So one way to do this with multivariate data in brms
is to convert it to “long format” (each dimension-value pair gets its own row). Than one can do “sort-of” multivariate model by having a varying intercept per each row in the original data. The model is not fully identified by default, but one can fix the sd
of the varying intercept to make it identifiable.
So assuming simulated data like:
rcumulative_logit <- function(N, mean, thresholds) {
raw <- rlogis(N) + mean
res <- rep(1, N)
for(t in thresholds) {
res <- res + (t < raw)
}
res
}
set.seed(58224522)
N_patients <- 7
simple_test <- data.frame(patient = factor(1:N_patients)) %>%
crossing(time_from_diagnosis = c(0, 3, 5)) %>%
mutate(q1 = rcumulative_logit(n(), rnorm(N_patients)[as.integer(patient)] + time_from_diagnosis * 0.5, thresholds = c(-1,-0.3,0,1)),
q2 = rcumulative_logit(n(), rnorm(N_patients, sd = 0.5)[as.integer(patient)] + time_from_diagnosis * 0.1, thresholds = c(-0.4,-0.1,0.5,1.5)),
q3 = rcumulative_logit(n(), rnorm(N_patients, sd = 2)[as.integer(patient)] + time_from_diagnosis * 0.3, thresholds = c(-2,-0.8,-0.2,1.1)),
obs_id = 1:n()
)
simple_test_long <- simple_test %>%
pivot_longer(starts_with("q"), names_to = "question", values_to = "answer")
obs_id
now binds all the response that were previously the same row.
The idea is that we add a varying intercept that corresponds to the correlated residuals, i.e. we add one parameter per observed answer as a varying intercept of the form (0 + question | obs_id)
where obs_id
uniquely identifies each row in the wide dataset. To keep the model identified, we fix the sd
of this varying intercept.
We then increase the disc
parameter of the cumulative("logit")
distribution (which I currently do by adding disc ~ 1
to the formula and setting a constant prior on this intercept. This is almost the same as using actual multivariate distribution, the difference is that the observation noise now has two components: one independent from the logistic distribution of ordered_logistic
(with roughly sd = 1/disc
) and one correlated from the varying intercept (where we set the sd = 1
). So as disc -> inf
we get a closer and closer approximation to multivariate probit, but also increase risk of computational issues. disc = 10
seems to work quite OK.
Note: it does not really matter which link we put in the cumulative
response (as we are trying to minimize it’s effect), but the logit
link is much more numerically stable than the probit
link, so we use it. Still, this is a probit
model, because the main noise component is normally distributed.

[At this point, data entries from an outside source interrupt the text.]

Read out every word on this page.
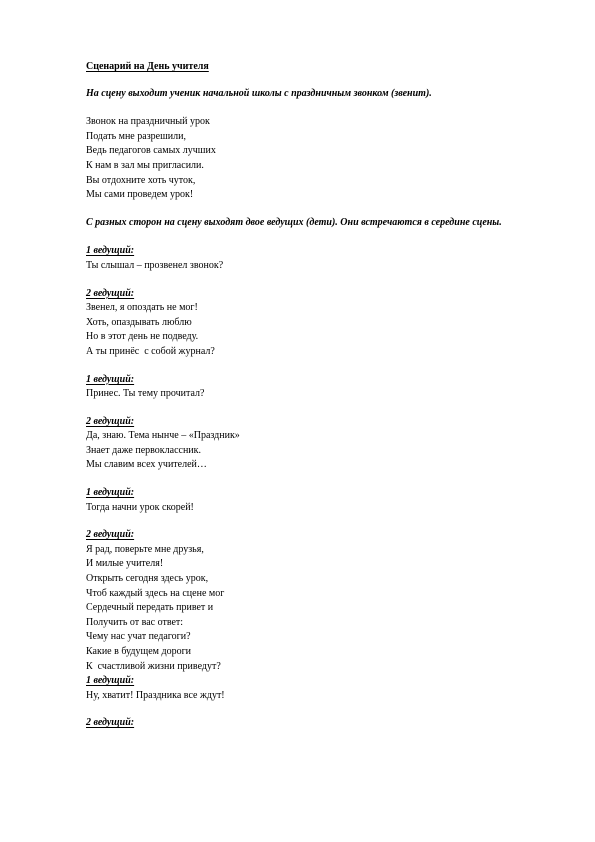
Сценарий на День учителя
На сцену выходит ученик начальной школы с праздничным звонком (звенит).
Звонок на праздничный урок
Подать мне разрешили,
Ведь педагогов самых лучших
К нам в зал мы пригласили.
Вы отдохните хоть чуток,
Мы сами проведем урок!
С разных сторон на сцену выходят двое ведущих (дети). Они встречаются в середине сцены.
1 ведущий:
Ты слышал – прозвенел звонок?
2 ведущий:
Звенел, я опоздать не мог!
Хоть, опаздывать люблю
Но в этот день не подведу.
А ты принёс  с собой журнал?
1 ведущий:
Принес. Ты тему прочитал?
2 ведущий:
Да, знаю. Тема нынче – «Праздник»
Знает даже первоклассник.
Мы славим всех учителей…
1 ведущий:
Тогда начни урок скорей!
2 ведущий:
Я рад, поверьте мне друзья,
И милые учителя!
Открыть сегодня здесь урок,
Чтоб каждый здесь на сцене мог
Сердечный передать привет и
Получить от вас ответ:
Чему нас учат педагоги?
Какие в будущем дороги
К  счастливой жизни приведут?
1 ведущий:
Ну, хватит! Праздника все ждут!
2 ведущий:
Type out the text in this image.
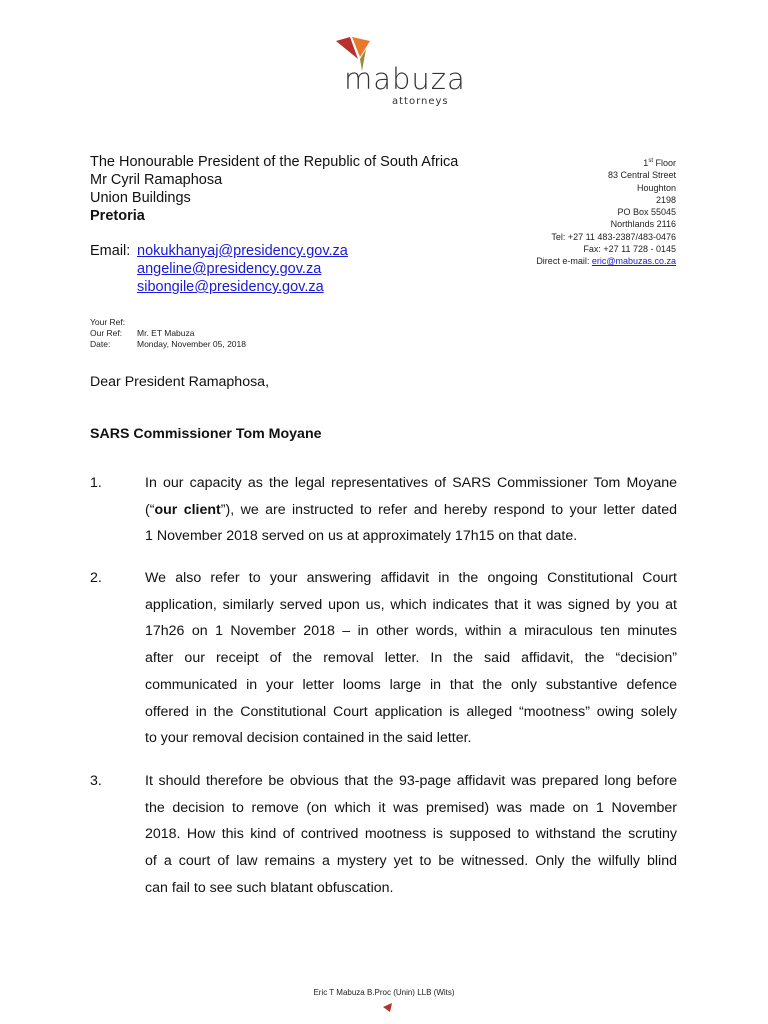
mabuza
attorneys
The Honourable President of the Republic of South Africa
Mr Cyril Ramaphosa
Union Buildings
Pretoria
Email: nokukhanyaj@presidency.gov.za
angeline@presidency.gov.za
sibongile@presidency.gov.za
1st Floor
83 Central Street
Houghton
2198
PO Box 55045
Northlands 2116
Tel: +27 11 483-2387/483-0476
Fax: +27 11 728 - 0145
Direct e-mail: eric@mabuzas.co.za
Your Ref:
Our Ref: Mr. ET Mabuza
Date:	Monday, November 05, 2018
Dear President Ramaphosa,
SARS Commissioner Tom Moyane
1.	In our capacity as the legal representatives of SARS Commissioner Tom Moyane
(“our client”), we are instructed to refer and hereby respond to your letter dated
1 November 2018 served on us at approximately 17h15 on that date.
2.	We also refer to your answering affidavit in the ongoing Constitutional Court
application, similarly served upon us, which indicates that it was signed by you at
17h26 on 1 November 2018 – in other words, within a miraculous ten minutes
after our receipt of the removal letter. In the said affidavit, the “decision”
communicated in your letter looms large in that the only substantive defence
offered in the Constitutional Court application is alleged “mootness” owing solely
to your removal decision contained in the said letter.
3.	It should therefore be obvious that the 93-page affidavit was prepared long before
the decision to remove (on which it was premised) was made on 1 November
2018. How this kind of contrived mootness is supposed to withstand the scrutiny
of a court of law remains a mystery yet to be witnessed. Only the wilfully blind
can fail to see such blatant obfuscation.
Eric T Mabuza B.Proc (Unin) LLB (Wits)
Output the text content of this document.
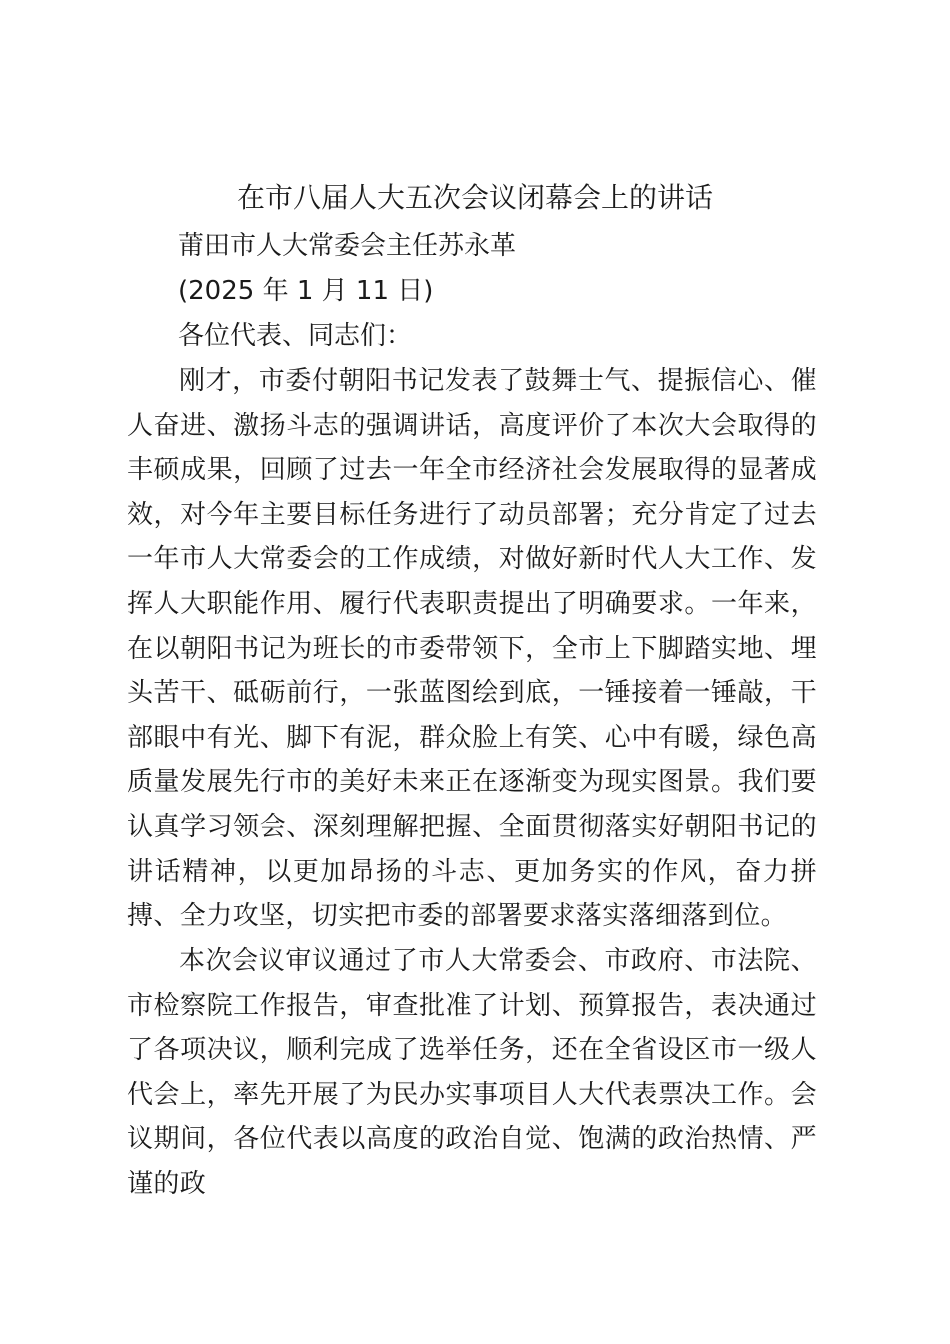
在市八届人大五次会议闭幕会上的讲话

莆田市人大常委会主任苏永革

(2025 年 1 月 11 日)

各位代表、同志们：

刚才，市委付朝阳书记发表了鼓舞士气、提振信心、催人奋进、激扬斗志的强调讲话，高度评价了本次大会取得的丰硕成果，回顾了过去一年全市经济社会发展取得的显著成效，对今年主要目标任务进行了动员部署；充分肯定了过去一年市人大常委会的工作成绩，对做好新时代人大工作、发挥人大职能作用、履行代表职责提出了明确要求。一年来，在以朝阳书记为班长的市委带领下，全市上下脚踏实地、埋头苦干、砥砺前行，一张蓝图绘到底，一锤接着一锤敲，干部眼中有光、脚下有泥，群众脸上有笑、心中有暖，绿色高质量发展先行市的美好未来正在逐渐变为现实图景。我们要认真学习领会、深刻理解把握、全面贯彻落实好朝阳书记的讲话精神，以更加昂扬的斗志、更加务实的作风，奋力拼搏、全力攻坚，切实把市委的部署要求落实落细落到位。

本次会议审议通过了市人大常委会、市政府、市法院、市检察院工作报告，审查批准了计划、预算报告，表决通过了各项决议，顺利完成了选举任务，还在全省设区市一级人代会上，率先开展了为民办实事项目人大代表票决工作。会议期间，各位代表以高度的政治自觉、饱满的政治热情、严谨的政
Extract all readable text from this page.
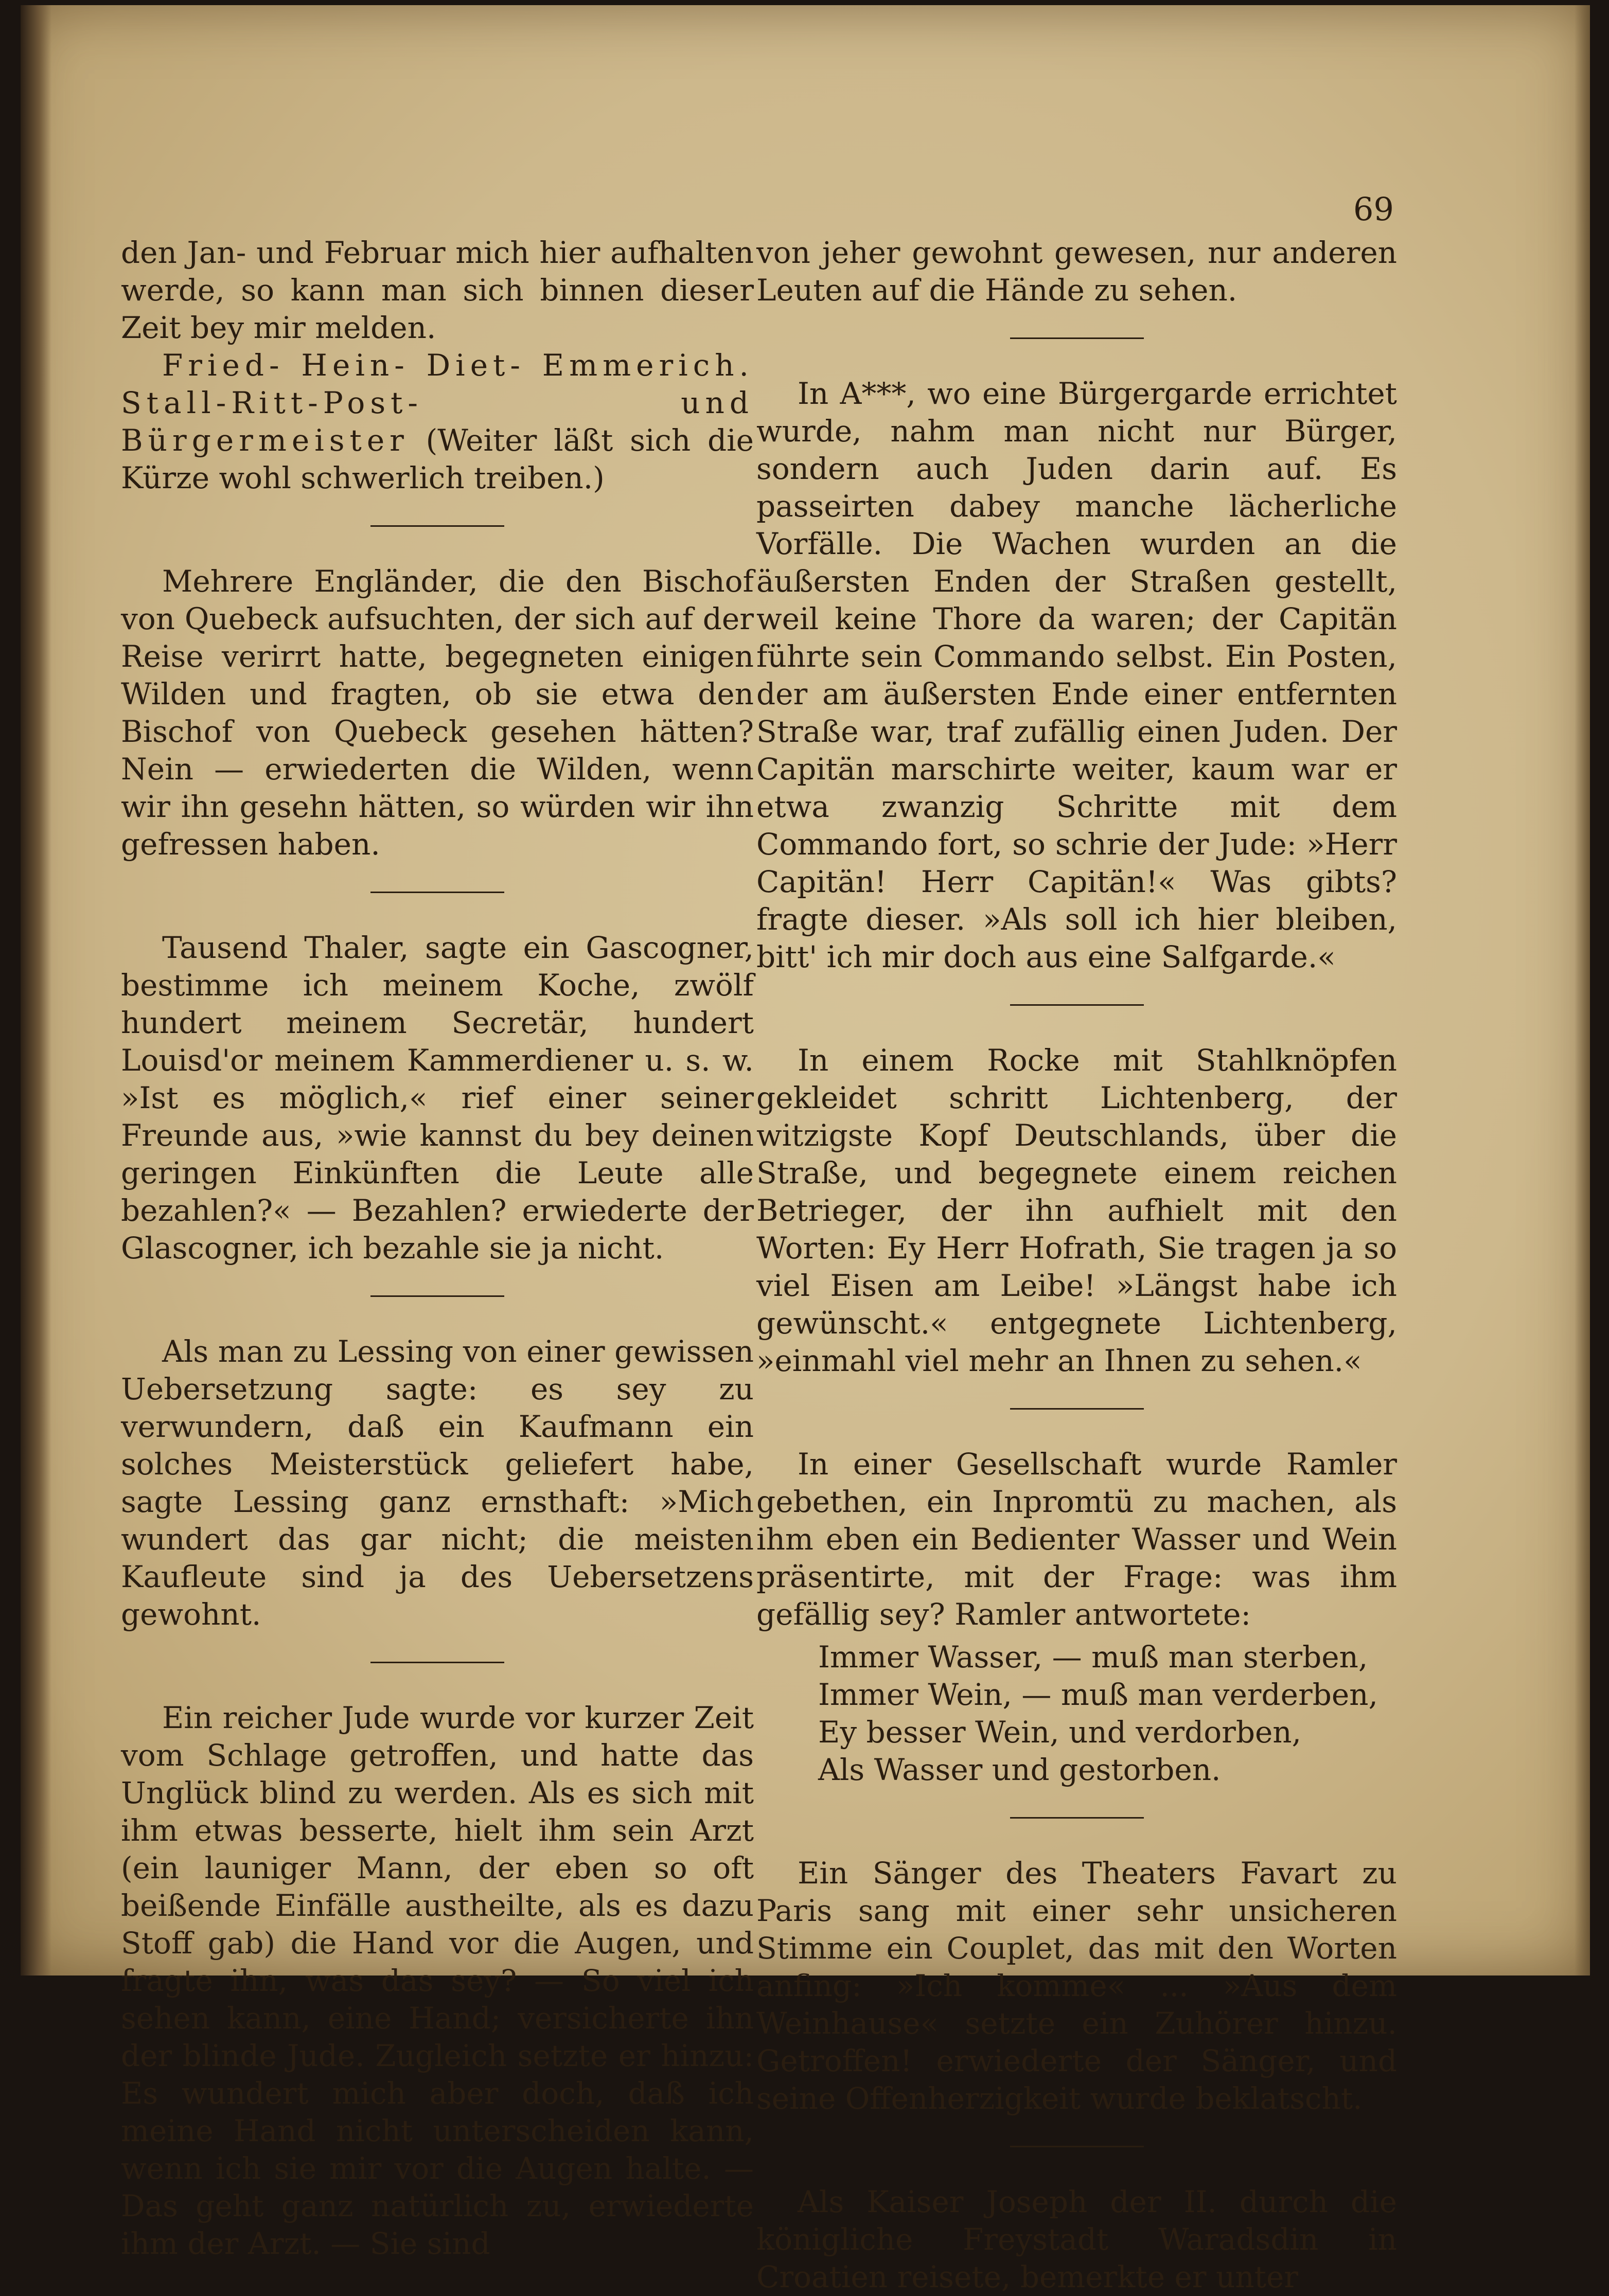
69

den Jan- und Februar mich hier aufhalten werde, so kann man sich binnen dieser Zeit bey mir melden.

Fried- Hein- Diet- Emmerich. Stall-Ritt-Post- und Bürgermeister (Weiter läßt sich die Kürze wohl schwerlich treiben.)

Mehrere Engländer, die den Bischof von Quebeck aufsuchten, der sich auf der Reise verirrt hatte, begegneten einigen Wilden und fragten, ob sie etwa den Bischof von Quebeck gesehen hätten? Nein — erwiederten die Wilden, wenn wir ihn gesehn hätten, so würden wir ihn gefressen haben.

Tausend Thaler, sagte ein Gascogner, bestimme ich meinem Koche, zwölf hundert meinem Secretär, hundert Louisd'or meinem Kammerdiener u. s. w. »Ist es möglich,« rief einer seiner Freunde aus, »wie kannst du bey deinen geringen Einkünften die Leute alle bezahlen?« — Bezahlen? erwiederte der Glascogner, ich bezahle sie ja nicht.

Als man zu Lessing von einer gewissen Uebersetzung sagte: es sey zu verwundern, daß ein Kaufmann ein solches Meisterstück geliefert habe, sagte Lessing ganz ernsthaft: »Mich wundert das gar nicht; die meisten Kaufleute sind ja des Uebersetzens gewohnt.

Ein reicher Jude wurde vor kurzer Zeit vom Schlage getroffen, und hatte das Unglück blind zu werden. Als es sich mit ihm etwas besserte, hielt ihm sein Arzt (ein launiger Mann, der eben so oft beißende Einfälle austheilte, als es dazu Stoff gab) die Hand vor die Augen, und fragte ihn, was das sey? — So viel ich sehen kann, eine Hand; versicherte ihn der blinde Jude. Zugleich setzte er hinzu: Es wundert mich aber doch, daß ich meine Hand nicht unterscheiden kann, wenn ich sie mir vor die Augen halte. — Das geht ganz natürlich zu, erwiederte ihm der Arzt. — Sie sind

von jeher gewohnt gewesen, nur anderen Leuten auf die Hände zu sehen.

In A***, wo eine Bürgergarde errichtet wurde, nahm man nicht nur Bürger, sondern auch Juden darin auf. Es passeirten dabey manche lächerliche Vorfälle. Die Wachen wurden an die äußersten Enden der Straßen gestellt, weil keine Thore da waren; der Capitän führte sein Commando selbst. Ein Posten, der am äußersten Ende einer entfernten Straße war, traf zufällig einen Juden. Der Capitän marschirte weiter, kaum war er etwa zwanzig Schritte mit dem Commando fort, so schrie der Jude: »Herr Capitän! Herr Capitän!« Was gibts? fragte dieser. »Als soll ich hier bleiben, bitt' ich mir doch aus eine Salfgarde.«

In einem Rocke mit Stahlknöpfen gekleidet schritt Lichtenberg, der witzigste Kopf Deutschlands, über die Straße, und begegnete einem reichen Betrieger, der ihn aufhielt mit den Worten: Ey Herr Hofrath, Sie tragen ja so viel Eisen am Leibe! »Längst habe ich gewünscht.« entgegnete Lichtenberg, »einmahl viel mehr an Ihnen zu sehen.«

In einer Gesellschaft wurde Ramler gebethen, ein Inpromtü zu machen, als ihm eben ein Bedienter Wasser und Wein präsentirte, mit der Frage: was ihm gefällig sey? Ramler antwortete:

Immer Wasser, — muß man sterben,
Immer Wein, — muß man verderben,
Ey besser Wein, und verdorben,
Als Wasser und gestorben.

Ein Sänger des Theaters Favart zu Paris sang mit einer sehr unsicheren Stimme ein Couplet, das mit den Worten anfing: »Ich komme« ... »Aus dem Weinhause« setzte ein Zuhörer hinzu. Getroffen! erwiederte der Sänger, und seine Offenherzigkeit wurde beklatscht.

Als Kaiser Joseph der II. durch die königliche Freystadt Waradsdin in Croatien reisete, bemerkte er unter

fit_thres_rescor_approx <- brm(bf(
answer | thres(gr = question) ~ time_from_diagnosis + (1 | patient) + (0 + question | obs_id), disc ~ 1, family = cumulative(link = "logit", link_disc = "identity")),
prior = c(
prior(constant(1), class = "sd", group = "obs_id"),
prior(student_t(3, 0, 5*2.5), class = "Intercept"),
prior(constant(10), class = "Intercept", dpar = "disc")
),
data = simple_test_long
)
I know this is not a very good approximation if you have many questions (roughly more than 5, but didn’t investigate thoroughly), still it models some correlation even in the higher-dimensional case. The model will also have trouble initializing properly for large data - reducing the constant(10)
makes it better behaved but also further from a pure multivariate probit. But is multivariate, ordinal, correlated, works with brms
out of the box and I verified it is a faithful approximation to multivariate probit for 3 questions.
For fitting, you simply drop the rows with missing question-answer pairs from the long dataset. To impute them, you predict for the whole dataset.
This code was developed and tested as a part of ongoing project with @jroon, so if you end up using it, some form of acknowledgement would be great :-) (I feel a bit shameful asking for this, but my employer is recently being a bit more inquisitive about my publication output).
You can hack brms
to work with latent variables - actually working on this in the project, but I don’t need to handle missing values which would complicate things another bit. However, it gets quite complex quite fast and requires you to be comfortable with both brms
internals and coding in Stan, so if the above version works well for you, I would stick with it.
I also took the liberty to move this to a new thread as I think it is getting far from the original question.